According to Nvidia, lowering the energy required to execute complicated computations could have a significant impact – the company claims that data centres consume more than 1% of global electricity, with cooling accounting for 40% of that. Reducing it by nearly a third would be significant, however, it is worth noting that graphics cards are only one component of the equation; CPUs, storage, and networking equipment also consume power and require cooling. According to Nvidia, GPU-accelerated systems with liquid cooling would be significantly more efficient than CPU-only servers for AI and other high-performance activities.
According to Asetek, a leading maker of water cooling systems, there’s a reason liquid cooling is popular in high-performance use cases ranging from supercomputers to specialised gaming PCs and even a few phones: liquids absorb heat better than air. And, once you have warm liquid, it’s pretty simple to move it somewhere else to cool down, as opposed to trying to cool down the air in an entire building or increasing airflow to the exact components on a card that are leaking out all the heat.
Aside from being more energy-efficient, liquid-cooled cards offer another advantage over air-cooled counterparts: they take up substantially less space, allowing you to fit more of them in the same amount of space.
Nvidia’s drive to reduce energy consumption through liquid cooling comes at a time when many businesses are concerned about the amount of energy their servers consume. While data centres are far from the main source of carbon emissions and pollution for big tech, they are an important piece of the issue, and critics have argued that offsetting energy use with credits isn’t as effective as cutting consumption entirely. In order to utilise less electricity and water, companies such as Microsoft have experimented with totally burying servers under liquid and even putting entire data centres in the ocean.
Of course, such options are quite exotic – while the type of liquid-cooling Nvidia’s giving isn’t necessarily the norm for data centres, it’s not as far-fetched as putting your servers in the ocean (though Microsoft’s efforts with that have been surprisingly successful so far). Nvidia specifically markets their liquid-cooled GPUs as “mainstream” servers rather than cutting-edge solutions.
This begs the issue of whether Nvidia would try to make liquid-cooling even more mainstream by incorporating it into the reference designs for its gaming-focused GPUs.
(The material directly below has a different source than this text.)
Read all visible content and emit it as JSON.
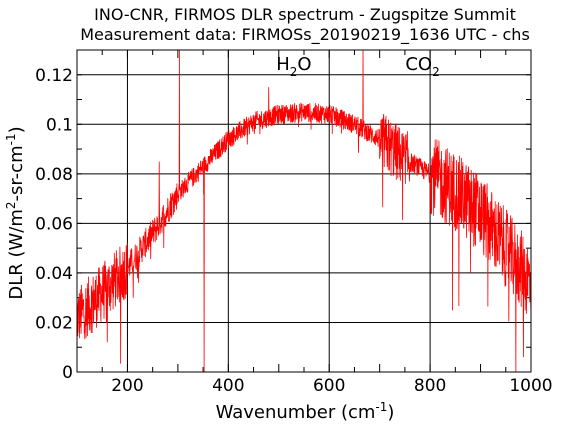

The business makes no mention of such intentions, merely stating that it will “enable liquid cooling in our high-performance data centre GPUs” in the “foreseeable future.”
However, server technology is always trickling down to home PC innovation, and gaming cards with an all-in-one liquid cooler aren’t completely unheard of — AMD has had a few reference designs that incorporated a liquid-cooling loop, and third parties have previously produced liquid-cooled Nvidia cards. As Nvidia’s cards use more and more power (a stock 3090 Ti may draw up to 450 watts), I wouldn’t be surprised if Nvidia announced an RTX 5000-series card with a liquid cooler.
According to Nvidia, firms such as ASRock, Asus, and Supermicro will include liquid-cooled cards into their servers “later this year,” while slot-in PCIe A100 cards will be available in Q3 of this year. A liquid-cooled PCIe variant of the recently announced H100 card (the next-generation version of the A100) is scheduled for “early 2023.”